One has to look back and wonder what kind of odds a Nebraskan could have gotten from an Alabamian before the opening kickoff if the fellow had said he felt that his Cornhuskers would whip the Crimson Tide worse than Nebraska had whipped Oregon... Minnesota... Texas A&M... Oklahoma State... Colorado...and Kansas State? Or what if the Nebraskan had said what one of Bob Devaney's associates had whispered, with a sincere expression, that the score would be about 40-7, not knowing that the actual count of 38-6 would be enough to make it the worst loss of Bryant's Alabama career and equal to the worst of his entire life? A lot of people close to Devaney insinuated such madness, and Alabamians only thought them crazier than Miami Beach itself.
What makes this worth dwelling on is that Bear Bryant was in town as the coach with the reputation, the mystique, the image of the man who can, simply by being around, lend all the glamour and stature that any football situation or game ever needs. And Bob Devaney was there in his accustomed role of good old boy, a man who has never actually had it, despite his own brilliant coaching record.

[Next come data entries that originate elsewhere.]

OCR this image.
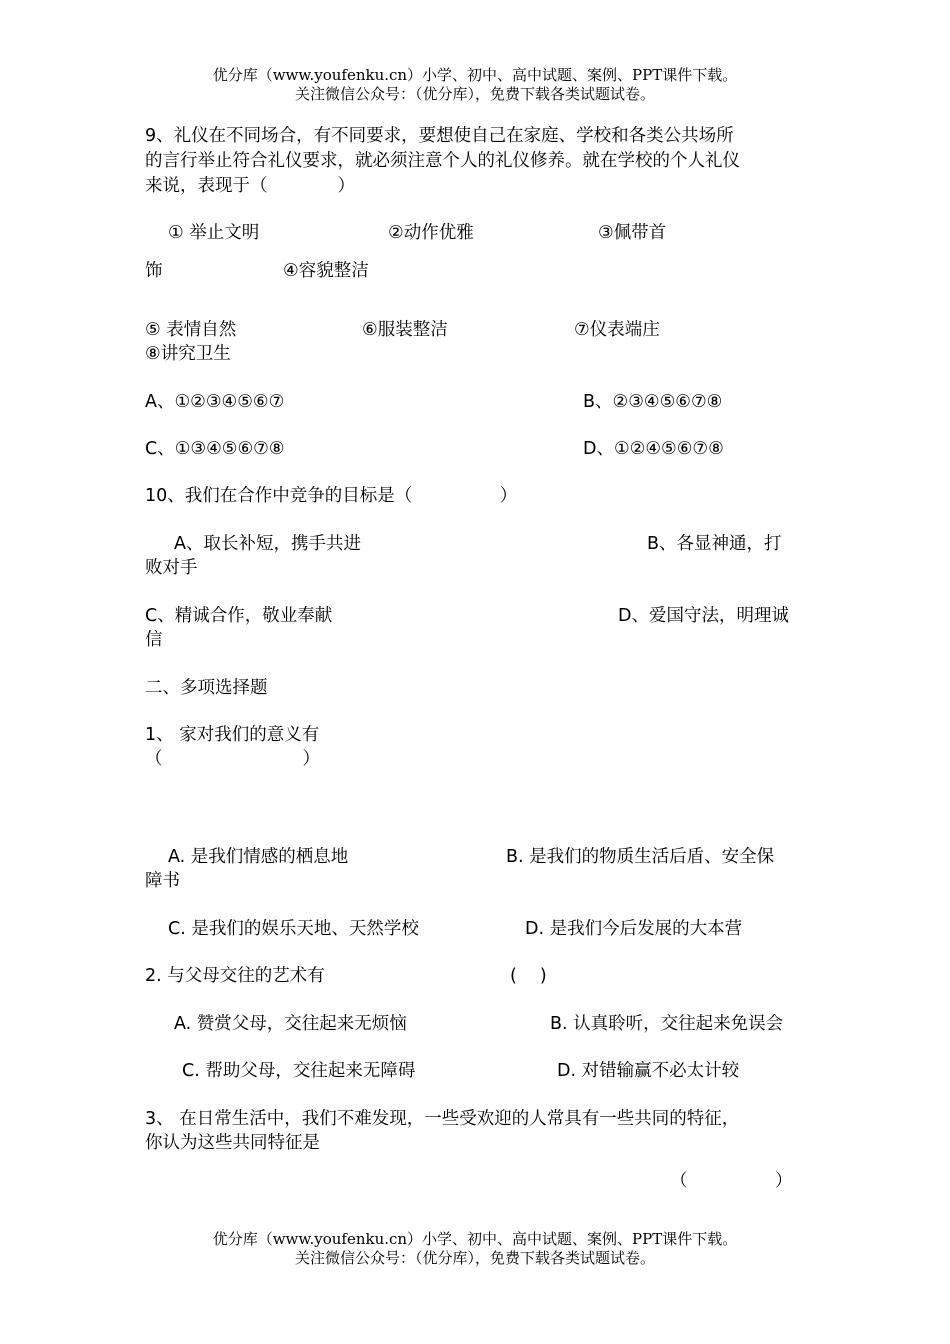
优分库（www.youfenku.cn）小学、初中、高中试题、案例、PPT课件下载。
关注微信公众号：（优分库），免费下载各类试题试卷。
9、礼仪在不同场合，有不同要求，要想使自己在家庭、学校和各类公共场所
的言行举止符合礼仪要求，就必须注意个人的礼仪修养。就在学校的个人礼仪
来说，表现于（　　　　）
① 举止文明	②动作优雅	③佩带首
饰	④容貌整洁
⑤ 表情自然	⑥服装整洁	⑦仪表端庄
⑧讲究卫生
A、①②③④⑤⑥⑦	B、②③④⑤⑥⑦⑧
C、①③④⑤⑥⑦⑧	D、①②④⑤⑥⑦⑧
10、我们在合作中竞争的目标是（　　　　　）
A、取长补短，携手共进	B、各显神通，打
败对手
C、精诚合作，敬业奉献	D、爱国守法，明理诚
信
二、多项选择题
1、 家对我们的意义有
（　　　　　　　　）
A. 是我们情感的栖息地	B. 是我们的物质生活后盾、安全保
障书
C. 是我们的娱乐天地、天然学校	D. 是我们今后发展的大本营
2. 与父母交往的艺术有	(　 )
A. 赞赏父母，交往起来无烦恼	B. 认真聆听，交往起来免误会
C. 帮助父母，交往起来无障碍	D. 对错输赢不必太计较
3、 在日常生活中，我们不难发现，一些受欢迎的人常具有一些共同的特征，
你认为这些共同特征是
（　　　　　）
优分库（www.youfenku.cn）小学、初中、高中试题、案例、PPT课件下载。
关注微信公众号：（优分库），免费下载各类试题试卷。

Devaney has no real star quality, not outside of Nebraska, that is. At least not until right now, this very moment, which finds him and everybody from Nebraska giddy with the delights of a second straight national championship. Celestial fame has set in with the fact that when the Cornhuskers had to go up against all of that Alabama mystique, they calmly shrugged it aside and turned the whole affair into a joke by halftime.
It was 28-0 then. And Rich Glover had made himself as much a part of Alabama's backfield as, shall we say, Johnny Musso. And Johnny Rodgers had already made his usual punt return for a touchdown. And the Alabama Wishbone had been gnawed bare.

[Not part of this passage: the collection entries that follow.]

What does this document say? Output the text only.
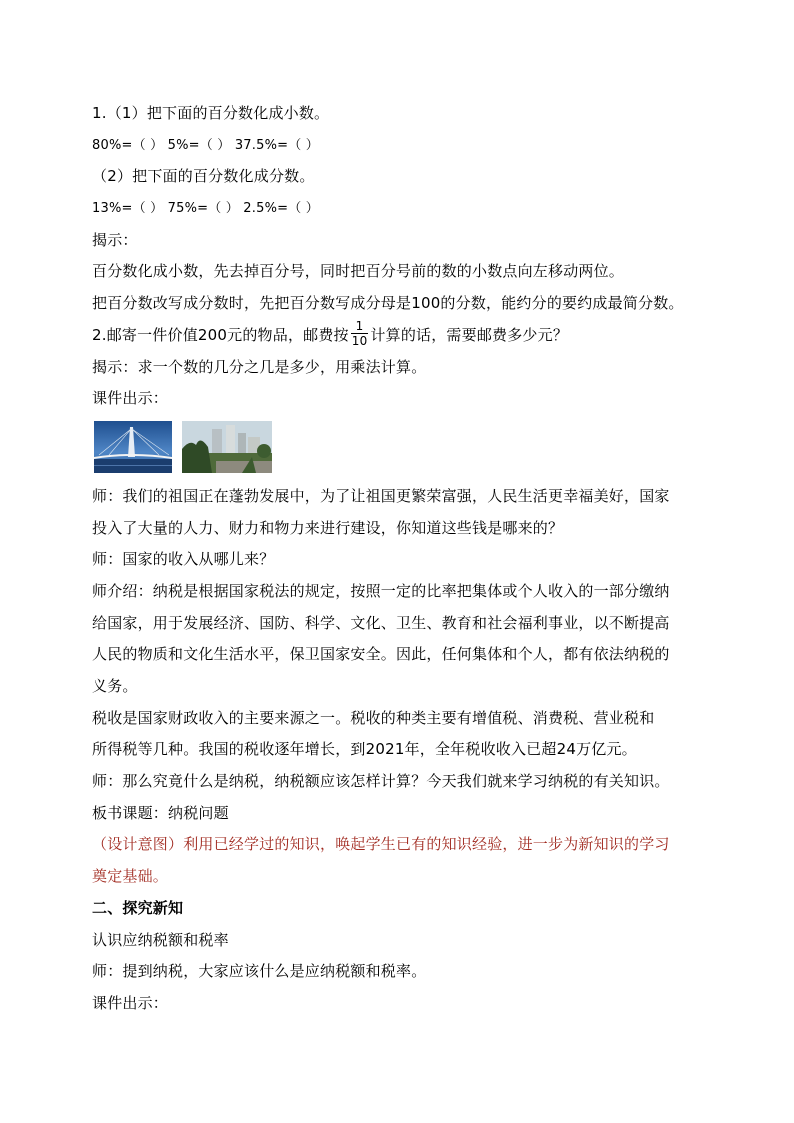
1.（1）把下面的百分数化成小数。
80%=（ ） 5%=（ ） 37.5%=（ ）
（2）把下面的百分数化成分数。
13%=（ ） 75%=（ ） 2.5%=（ ）
揭示：
百分数化成小数，先去掉百分号，同时把百分号前的数的小数点向左移动两位。
把百分数改写成分数时，先把百分数写成分母是100的分数，能约分的要约成最简分数。
2.邮寄一件价值200元的物品，邮费按 $\frac{1}{10}$ 计算的话，需要邮费多少元？
揭示：求一个数的几分之几是多少，用乘法计算。
课件出示：
师：我们的祖国正在蓬勃发展中，为了让祖国更繁荣富强，人民生活更幸福美好，国家
投入了大量的人力、财力和物力来进行建设，你知道这些钱是哪来的？
师：国家的收入从哪儿来？
师介绍：纳税是根据国家税法的规定，按照一定的比率把集体或个人收入的一部分缴纳
给国家，用于发展经济、国防、科学、文化、卫生、教育和社会福利事业，以不断提高
人民的物质和文化生活水平，保卫国家安全。因此，任何集体和个人，都有依法纳税的
义务。
税收是国家财政收入的主要来源之一。税收的种类主要有增值税、消费税、营业税和
所得税等几种。我国的税收逐年增长，到2021年，全年税收收入已超24万亿元。
师：那么究竟什么是纳税，纳税额应该怎样计算？今天我们就来学习纳税的有关知识。
板书课题：纳税问题
（设计意图）利用已经学过的知识，唤起学生已有的知识经验，进一步为新知识的学习
奠定基础。
二、探究新知
认识应纳税额和税率
师：提到纳税，大家应该什么是应纳税额和税率。
课件出示：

"As a matter of fact," said Rodgers later, "a few of us did talk a little bit at the half about the celebration party we were going to have back at the hotel."

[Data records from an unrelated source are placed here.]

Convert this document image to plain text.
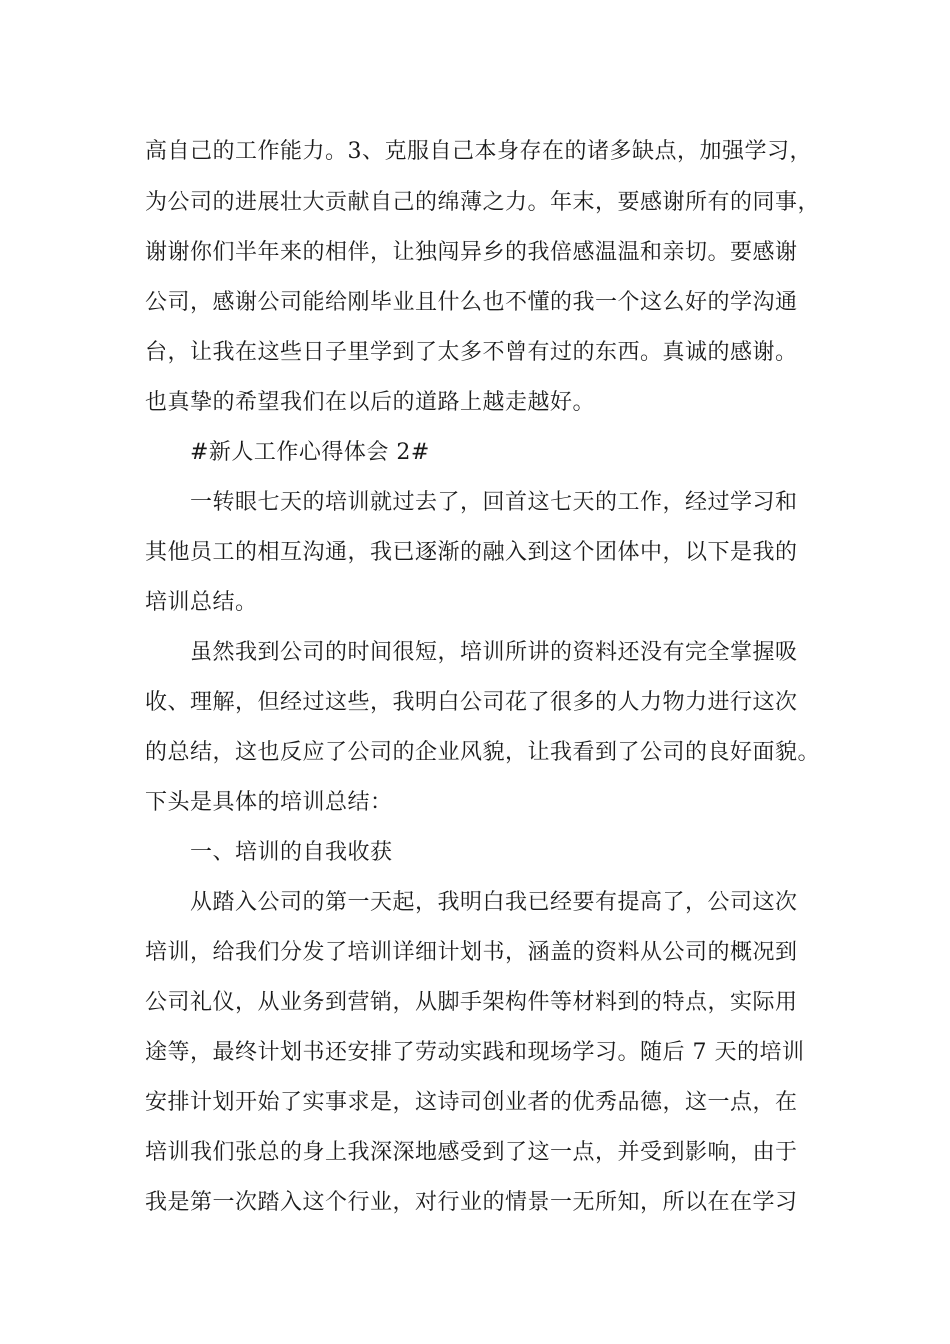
高自己的工作能力。3、克服自己本身存在的诸多缺点，加强学习，
为公司的进展壮大贡献自己的绵薄之力。年末，要感谢所有的同事，
谢谢你们半年来的相伴，让独闯异乡的我倍感温温和亲切。要感谢
公司，感谢公司能给刚毕业且什么也不懂的我一个这么好的学沟通
台，让我在这些日子里学到了太多不曾有过的东西。真诚的感谢。
也真挚的希望我们在以后的道路上越走越好。
#新人工作心得体会 2#
一转眼七天的培训就过去了，回首这七天的工作，经过学习和
其他员工的相互沟通，我已逐渐的融入到这个团体中，以下是我的
培训总结。
虽然我到公司的时间很短，培训所讲的资料还没有完全掌握吸
收、理解，但经过这些，我明白公司花了很多的人力物力进行这次
的总结，这也反应了公司的企业风貌，让我看到了公司的良好面貌。
下头是具体的培训总结：
一、培训的自我收获
从踏入公司的第一天起，我明白我已经要有提高了，公司这次
培训，给我们分发了培训详细计划书，涵盖的资料从公司的概况到
公司礼仪，从业务到营销，从脚手架构件等材料到的特点，实际用
途等，最终计划书还安排了劳动实践和现场学习。随后 7 天的培训
安排计划开始了实事求是，这诗司创业者的优秀品德，这一点，在
培训我们张总的身上我深深地感受到了这一点，并受到影响，由于
我是第一次踏入这个行业，对行业的情景一无所知，所以在在学习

While Nebraska got a couple of good breaks that demoralized Alabama early—a clear-cut interference call to set up the first touchdown and a head-ringing fumble to set up the third, both within the game's first 18 minutes—there was something else down there on the field that removed any doubt about the outcome. It was the fact that homebody Devaney had a far better game plan than Bryant—and far better athletes to run it.
The most impressive thing about Devaney's Nebraska teams is their discipline and balance. Normally, football teams that rely as much on the forward pass as the Cornhuskers do in their endless I slot and spread formations have a tendency to become eventually nothing more than passing teams, and that won't cut it. Nebraska never has slipped into this fault. It can always run, as indeed it ran on Alabama, with Jeff Kinney and Bill Olds bruising their way for some killing yardage out of what were designed to look like throwing formations, which is what the game plan was all about.
Meanwhile, Alabama's offense was a sad sight. All season long its Wishbone had never looked quite right, despite the victories the Tide kept rolling up. It lacked deception and outside speed, and Alabama Quarterback Terry Davis even confided to a friend before the Orange Bowl, "I've never had to throw when we were behind. I'm not that confident about my passing. I hope we don't get in that situation."
Alabama quickly did get in that situation, mainly because of the last play of the first quarter, when the incomparable Johnny Rodgers stabbed the Tide with a punt return just as he had mortally wounded Oklahoma with one. Once more, he made the biggest play in a big game.